Chapter 3 - 'Having an Experience' should be required reading for all designers.

The Art of Possibility: Transforming Professional and Personal Life

Rosamund Stone Zander and Benjamin Zander

Just like I never thought I'd have a favorite physicist (Feynam), I never thought I'd have a favorite conductor (Zander). And yet here we are. If you don't feel like reading the book pop over to Youtube and watch How to Give an A to get a feel for Zander's enthusiasm and positivity. 'The Art of Possibility' is a rumination on how we encounter reality, the assumptions that block us, and the art of rearranging ourselves. The book is structured around nine simple practices that give us ways to work with rigid perceptions and belief systems. While the practices are simple they're definitely not easy, making this a book to come back to over and over again.

Understanding Computers and Cognition: A New Foundation for Design

Terry Winograd and Fernando Flores

Winograd and Flores set out to reorient to how we design and use computer systems and in the process wrote a treatise on ontological design.

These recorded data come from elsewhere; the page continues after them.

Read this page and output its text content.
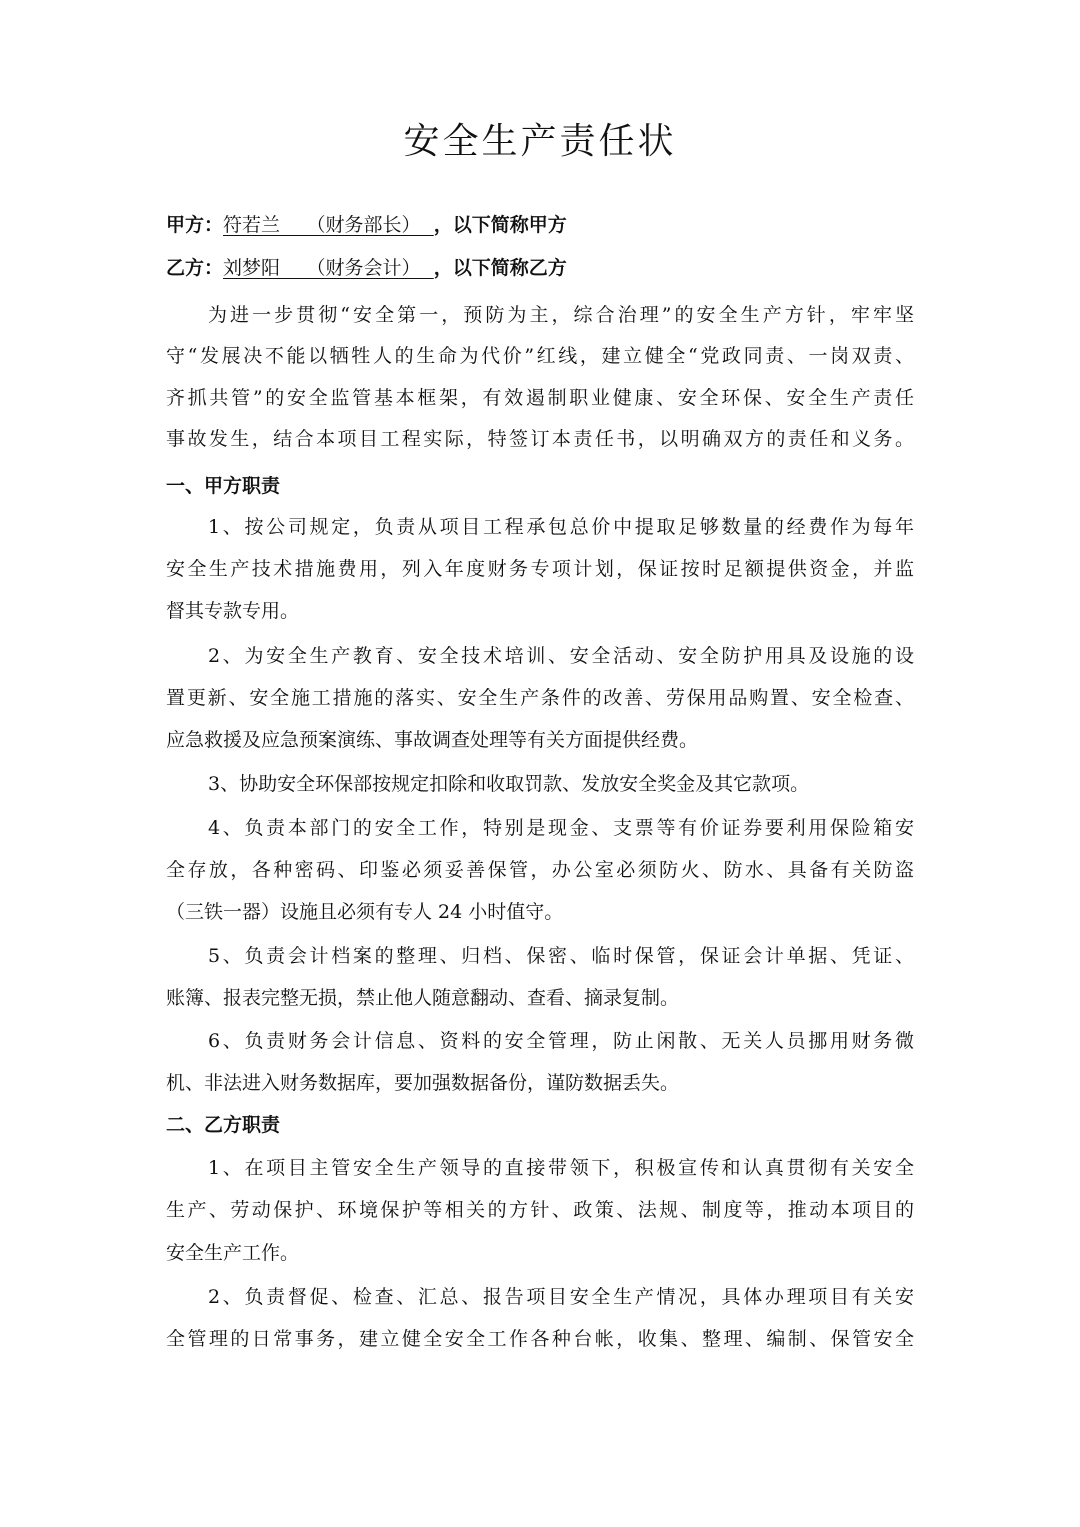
安全生产责任状
甲方：符若兰 （财务部长） ，以下简称甲方
乙方：刘梦阳 （财务会计） ，以下简称乙方
为进一步贯彻“安全第一，预防为主，综合治理”的安全生产方针，牢牢坚
守“发展决不能以牺牲人的生命为代价”红线，建立健全“党政同责、一岗双责、
齐抓共管”的安全监管基本框架，有效遏制职业健康、安全环保、安全生产责任
事故发生，结合本项目工程实际，特签订本责任书，以明确双方的责任和义务。
一、甲方职责
1、按公司规定，负责从项目工程承包总价中提取足够数量的经费作为每年
安全生产技术措施费用，列入年度财务专项计划，保证按时足额提供资金，并监
督其专款专用。
2、为安全生产教育、安全技术培训、安全活动、安全防护用具及设施的设
置更新、安全施工措施的落实、安全生产条件的改善、劳保用品购置、安全检查、
应急救援及应急预案演练、事故调查处理等有关方面提供经费。
3、协助安全环保部按规定扣除和收取罚款、发放安全奖金及其它款项。
4、负责本部门的安全工作，特别是现金、支票等有价证券要利用保险箱安
全存放，各种密码、印鉴必须妥善保管，办公室必须防火、防水、具备有关防盗
（三铁一器）设施且必须有专人 24 小时值守。
5、负责会计档案的整理、归档、保密、临时保管，保证会计单据、凭证、
账簿、报表完整无损，禁止他人随意翻动、查看、摘录复制。
6、负责财务会计信息、资料的安全管理，防止闲散、无关人员挪用财务微
机、非法进入财务数据库，要加强数据备份，谨防数据丢失。
二、乙方职责
1、在项目主管安全生产领导的直接带领下，积极宣传和认真贯彻有关安全
生产、劳动保护、环境保护等相关的方针、政策、法规、制度等，推动本项目的
安全生产工作。
2、负责督促、检查、汇总、报告项目安全生产情况，具体办理项目有关安
全管理的日常事务，建立健全安全工作各种台帐，收集、整理、编制、保管安全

"In ontological designing we are doing more than asking what can be built. We are engaging in a philosophical discourse about the self – about what we can do and what can be. Tools are fundamental to action, and through our actions we generate the world. The transformation we are concerned with is not a technical one, but a continuing evolution of how we understand our surroundings and ourselves – of how we continue becoming the beings we are."

The Origin of Humanness in the Biology of Love

Humberto Maturana Romesin and Gerda Verden-Zoller

Excuse me while I nerd out for a second, but Maturana's ideas around the 'braiding of languaging and emotioning' as they relate to lineages could provide insight into how organizational cultures grow and evolve. I'm still working on this theory but in the meantime give Maturana's writings a whirl. They're somewhat non-linear but the freshness of his perspective is bound to get your neurons firing.